Com problemas acumulados desde 2020, o cenário automotivo parece longe de melhorar. Em 2021, por exemplo, a Honda anunciou paralisação da linha de montagem em Sumaré, interior de São Paulo. A General Motors também paralisou a sua produção em Gravataí, no Rio Grande do Sul, para aguardar por um estoque de peças. Com isso, o modelo Onix teve as suas vendas afetadas.
Embora marcas como Volkswagen e Mercedes-Benz tenham negado que foram afetadas pela escassez de mão de obra para produzir os seus carros, a Stellantis, marca franco-ítalo-americana, veio à público para alertar que a escassez mundial de produtos no setor automotivo já era uma realidade e que a situação chegou a esse ponto justamente por conta da pandemia.

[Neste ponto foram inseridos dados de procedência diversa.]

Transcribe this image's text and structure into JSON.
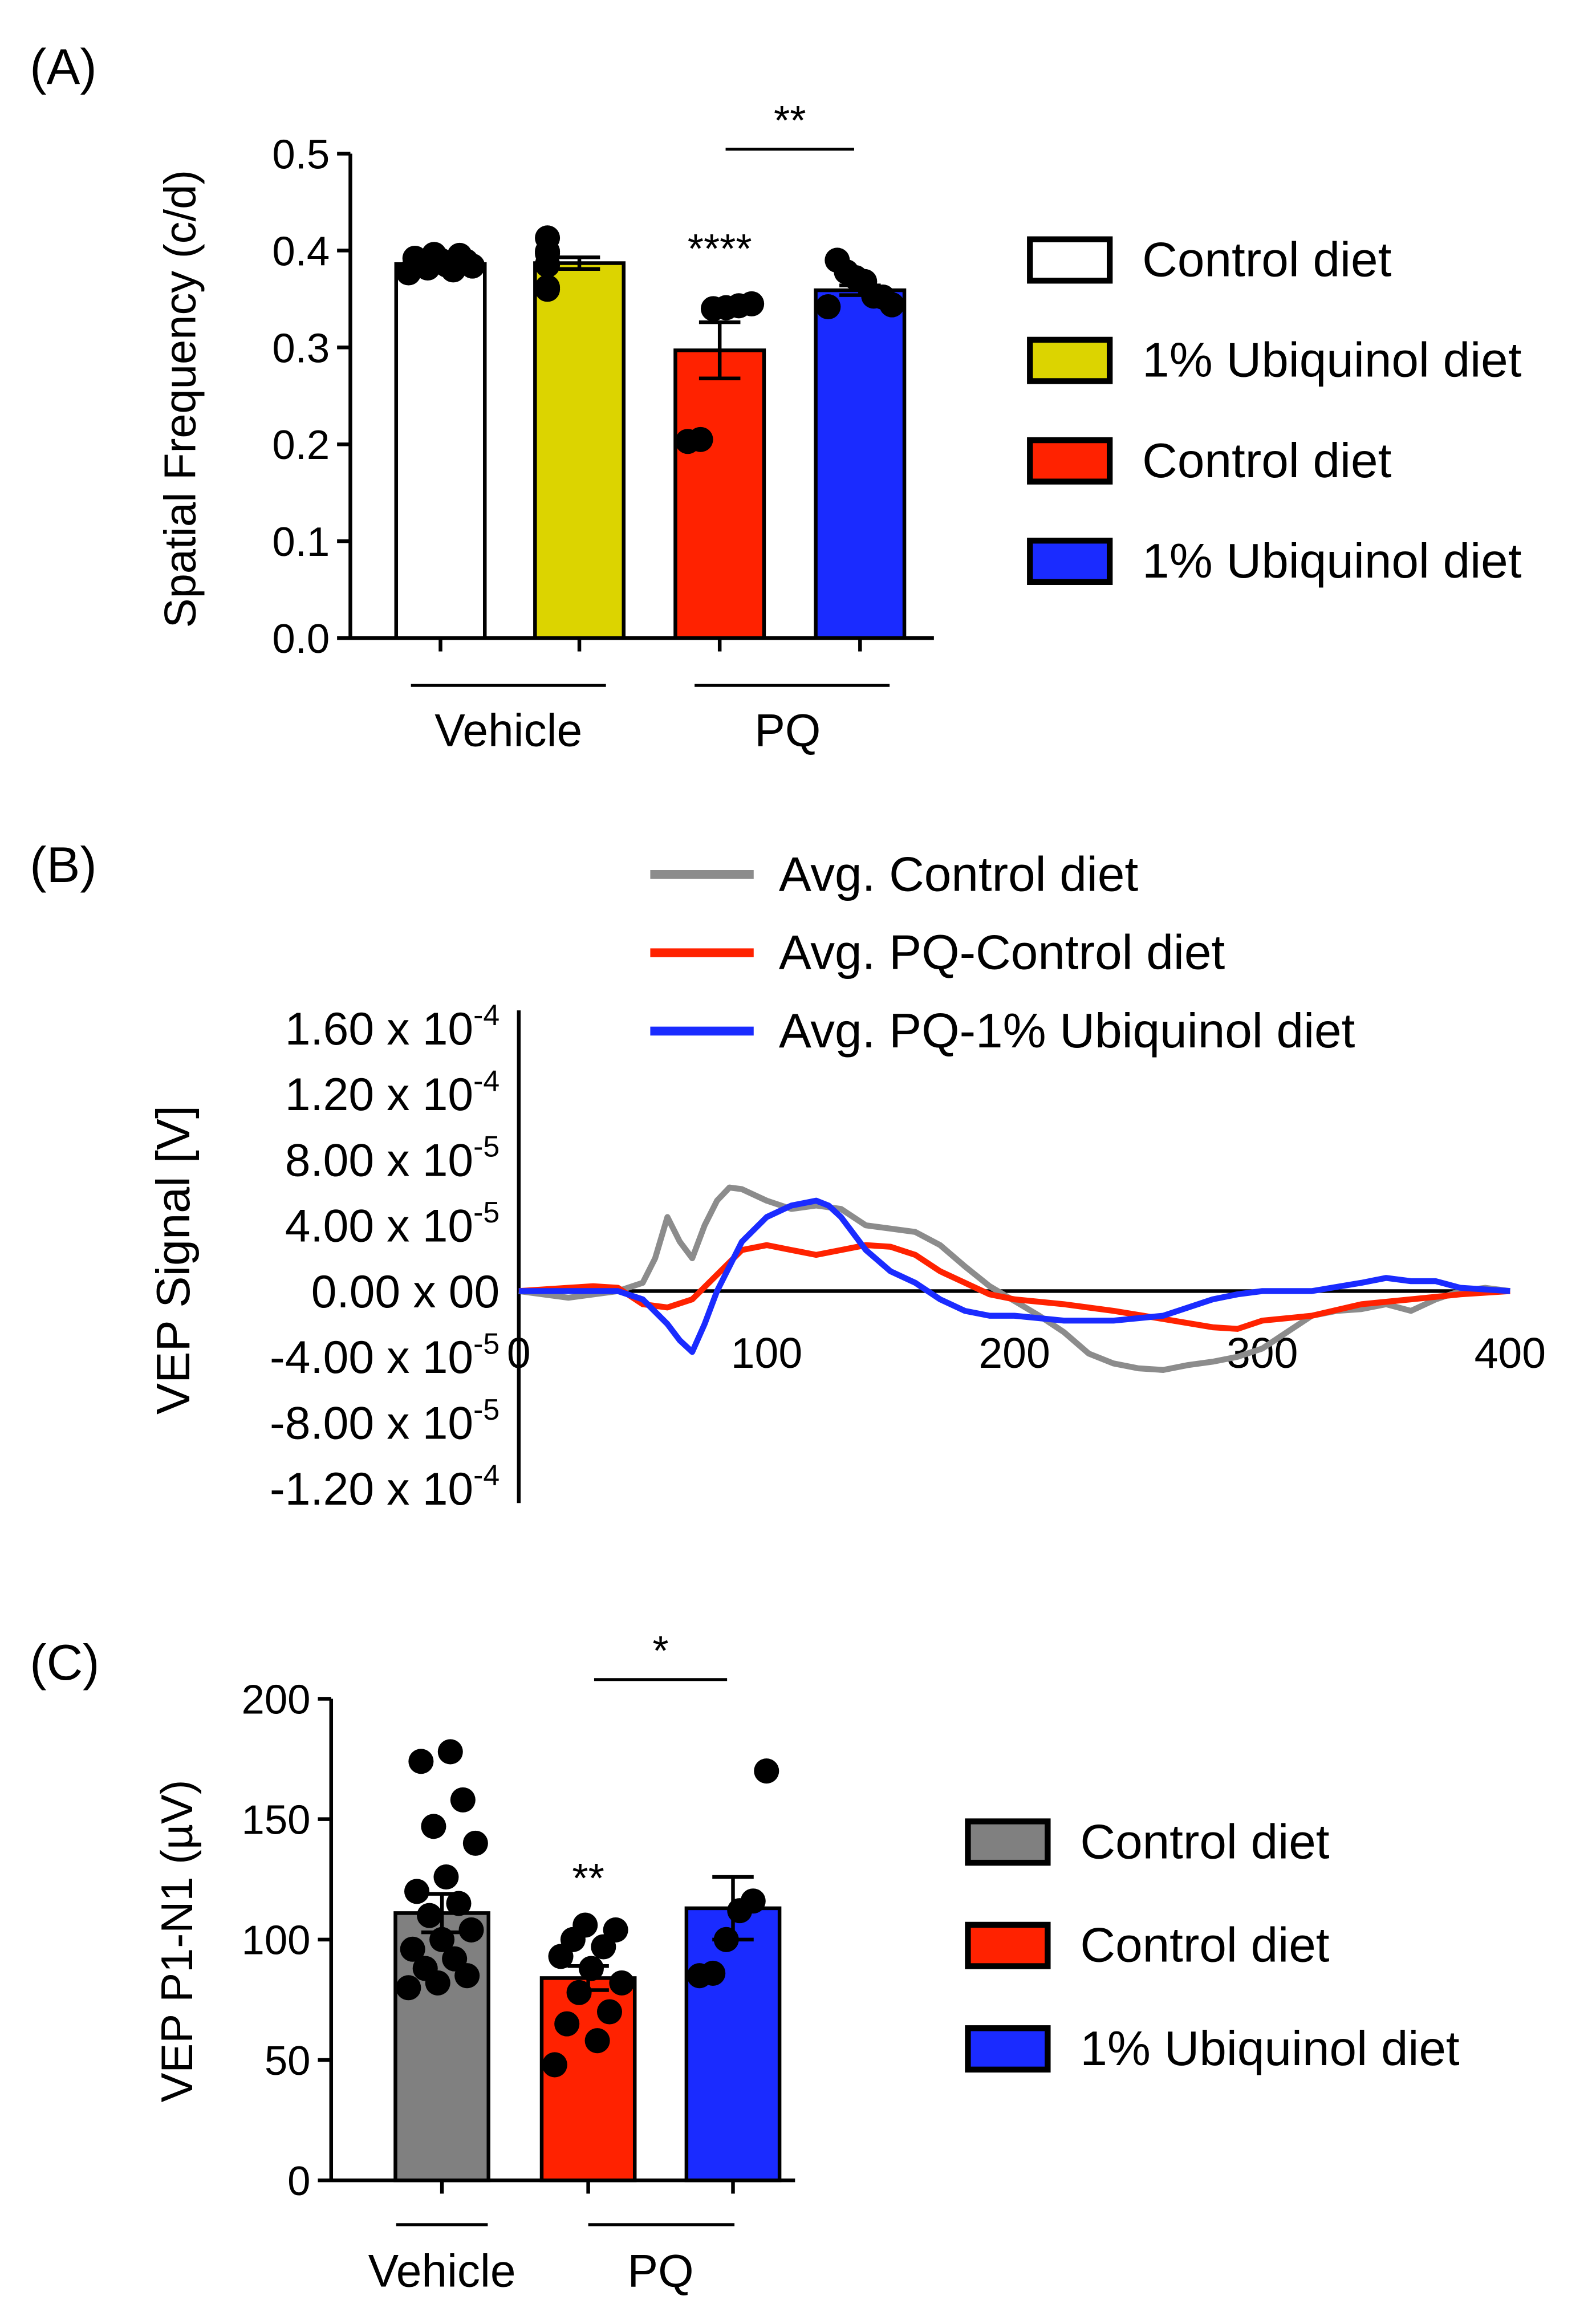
{
  "chart_data": [
    {
      "panel": "(A)",
      "type": "bar",
      "ylabel": "Spatial Frequency (c/d)",
      "ylim": [
        0,
        0.5
      ],
      "yticks": [
        "0.0",
        "0.1",
        "0.2",
        "0.3",
        "0.4",
        "0.5"
      ],
      "group_labels": [
        "Vehicle",
        "PQ"
      ],
      "bars": [
        {
          "legend": "Control diet",
          "group": "Vehicle",
          "mean": 0.386,
          "sem": 0.003,
          "color": "#ffffff",
          "points": [
            0.377,
            0.38,
            0.382,
            0.384,
            0.385,
            0.387,
            0.389,
            0.39,
            0.392,
            0.395,
            0.396
          ]
        },
        {
          "legend": "1% Ubiquinol diet",
          "group": "Vehicle",
          "mean": 0.387,
          "sem": 0.006,
          "color": "#dcd400",
          "points": [
            0.36,
            0.362,
            0.385,
            0.386,
            0.397,
            0.399,
            0.413
          ]
        },
        {
          "legend": "Control diet",
          "group": "PQ",
          "mean": 0.297,
          "sem": 0.029,
          "color": "#ff2200",
          "points": [
            0.203,
            0.205,
            0.34,
            0.341,
            0.343,
            0.345
          ]
        },
        {
          "legend": "1% Ubiquinol diet",
          "group": "PQ",
          "mean": 0.359,
          "sem": 0.005,
          "color": "#1a2bff",
          "points": [
            0.342,
            0.344,
            0.352,
            0.353,
            0.368,
            0.372,
            0.378,
            0.39
          ]
        }
      ],
      "annotations": [
        {
          "text": "****",
          "bar": 2
        },
        {
          "text": "**",
          "from_bar": 2,
          "to_bar": 3
        }
      ]
    },
    {
      "panel": "(B)",
      "type": "line",
      "ylabel": "VEP Signal [V]",
      "xlim": [
        0,
        400
      ],
      "xticks": [
        "0",
        "100",
        "200",
        "300",
        "400"
      ],
      "ylim": [
        -0.00012,
        0.00016
      ],
      "yticks": [
        {
          "value": 0.00016,
          "base": "1.60 x 10",
          "exp": "-4"
        },
        {
          "value": 0.00012,
          "base": "1.20 x 10",
          "exp": "-4"
        },
        {
          "value": 8e-05,
          "base": "8.00 x 10",
          "exp": "-5"
        },
        {
          "value": 4e-05,
          "base": "4.00 x 10",
          "exp": "-5"
        },
        {
          "value": 0,
          "base": "0.00 x 00",
          "exp": ""
        },
        {
          "value": -4e-05,
          "base": "-4.00 x 10",
          "exp": "-5"
        },
        {
          "value": -8e-05,
          "base": "-8.00 x 10",
          "exp": "-5"
        },
        {
          "value": -0.00012,
          "base": "-1.20 x 10",
          "exp": "-4"
        }
      ],
      "series": [
        {
          "name": "Avg. Control diet",
          "color": "#8c8c8c",
          "x": [
            0,
            20,
            40,
            50,
            55,
            60,
            65,
            70,
            75,
            80,
            85,
            90,
            100,
            110,
            120,
            130,
            140,
            150,
            160,
            170,
            180,
            190,
            200,
            210,
            220,
            230,
            240,
            250,
            260,
            270,
            280,
            290,
            300,
            310,
            320,
            330,
            340,
            350,
            360,
            370,
            380,
            390,
            400
          ],
          "y": [
            0,
            -4e-06,
            0,
            5e-06,
            2e-05,
            4.5e-05,
            3e-05,
            2e-05,
            4e-05,
            5.5e-05,
            6.3e-05,
            6.2e-05,
            5.5e-05,
            5e-05,
            5.2e-05,
            5e-05,
            4e-05,
            3.8e-05,
            3.6e-05,
            2.8e-05,
            1.5e-05,
            3e-06,
            -6e-06,
            -1.5e-05,
            -2.5e-05,
            -3.8e-05,
            -4.4e-05,
            -4.7e-05,
            -4.8e-05,
            -4.5e-05,
            -4.3e-05,
            -4e-05,
            -3.5e-05,
            -2.5e-05,
            -1.5e-05,
            -1.2e-05,
            -1.1e-05,
            -8e-06,
            -1.2e-05,
            -5e-06,
            0,
            2e-06,
            0
          ]
        },
        {
          "name": "Avg. PQ-Control diet",
          "color": "#ff2200",
          "x": [
            0,
            20,
            30,
            40,
            50,
            60,
            70,
            80,
            90,
            100,
            110,
            120,
            130,
            140,
            150,
            160,
            170,
            180,
            190,
            200,
            220,
            240,
            260,
            280,
            290,
            300,
            320,
            340,
            360,
            380,
            400
          ],
          "y": [
            0,
            2e-06,
            3e-06,
            2e-06,
            -8e-06,
            -1e-05,
            -5e-06,
            1e-05,
            2.5e-05,
            2.8e-05,
            2.5e-05,
            2.2e-05,
            2.5e-05,
            2.8e-05,
            2.7e-05,
            2.2e-05,
            1.2e-05,
            5e-06,
            -2e-06,
            -5e-06,
            -8e-06,
            -1.2e-05,
            -1.7e-05,
            -2.2e-05,
            -2.3e-05,
            -1.8e-05,
            -1.5e-05,
            -8e-06,
            -5e-06,
            -2e-06,
            0
          ]
        },
        {
          "name": "Avg. PQ-1% Ubiquinol diet",
          "color": "#1a2bff",
          "x": [
            0,
            20,
            40,
            50,
            60,
            65,
            70,
            75,
            80,
            90,
            100,
            110,
            120,
            125,
            130,
            140,
            150,
            160,
            170,
            180,
            190,
            200,
            220,
            240,
            260,
            280,
            290,
            300,
            320,
            340,
            350,
            360,
            370,
            380,
            390,
            400
          ],
          "y": [
            0,
            0,
            0,
            -5e-06,
            -2e-05,
            -3e-05,
            -3.7e-05,
            -2e-05,
            0,
            3e-05,
            4.5e-05,
            5.2e-05,
            5.5e-05,
            5.2e-05,
            4.5e-05,
            2.5e-05,
            1.2e-05,
            5e-06,
            -5e-06,
            -1.2e-05,
            -1.5e-05,
            -1.5e-05,
            -1.8e-05,
            -1.8e-05,
            -1.5e-05,
            -5e-06,
            -2e-06,
            0,
            0,
            5e-06,
            8e-06,
            6e-06,
            6e-06,
            2e-06,
            1e-06,
            0
          ]
        }
      ]
    },
    {
      "panel": "(C)",
      "type": "bar",
      "ylabel": "VEP P1-N1 (µV)",
      "ylim": [
        0,
        200
      ],
      "yticks": [
        "0",
        "50",
        "100",
        "150",
        "200"
      ],
      "group_labels": [
        "Vehicle",
        "PQ"
      ],
      "bars": [
        {
          "legend": "Control diet",
          "group": "Vehicle",
          "mean": 111,
          "sem": 8,
          "color": "#808080",
          "points": [
            80,
            82,
            85,
            88,
            92,
            96,
            100,
            104,
            110,
            115,
            120,
            126,
            140,
            147,
            158,
            174,
            178
          ]
        },
        {
          "legend": "Control diet",
          "group": "PQ",
          "mean": 84,
          "sem": 5,
          "color": "#ff2200",
          "points": [
            48,
            58,
            65,
            70,
            78,
            82,
            88,
            93,
            97,
            100,
            104,
            106
          ]
        },
        {
          "legend": "1% Ubiquinol diet",
          "group": "PQ",
          "mean": 113,
          "sem": 13,
          "color": "#1a2bff",
          "points": [
            85,
            86,
            100,
            112,
            116,
            170
          ]
        }
      ],
      "annotations": [
        {
          "text": "**",
          "bar": 1
        },
        {
          "text": "*",
          "from_bar": 1,
          "to_bar": 2
        }
      ]
    }
  ]
}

Falta de peças se deu após a alta venda de eletrônicos
De acordo com representantes da marca, houve um aumento considerável de vendas no setor eletrônico, o que exigiu uma compra maior de chips dos produtores. Com isso, enquanto as empresas de eletrônicos faturavam, as montadoras automotivas tiveram os seus carros encostados nas linhas de montagem, por causa do fechamento das fábricas. Assim, grande parte dos chips foi para o setor de tecnologia, prejudicando o segmento.
Quando o setor automotivo voltou a produzir normalmente após o afrouxamento do lockdown em diversos países, havia escassez dos chips. Nos Estados Unidos e na Europa, por exemplo, várias fábricas ainda estão com suas linhas paradas em pleno 2022 por falta do insumo.
Embora nem todas as empresas tenham sido afetadas, o desequilíbrio na produção mundial de veículos pode até elevar os preços, devido à velha lei de “oferta versus demanda”, atrapalhando uma guinada do setor automotivo.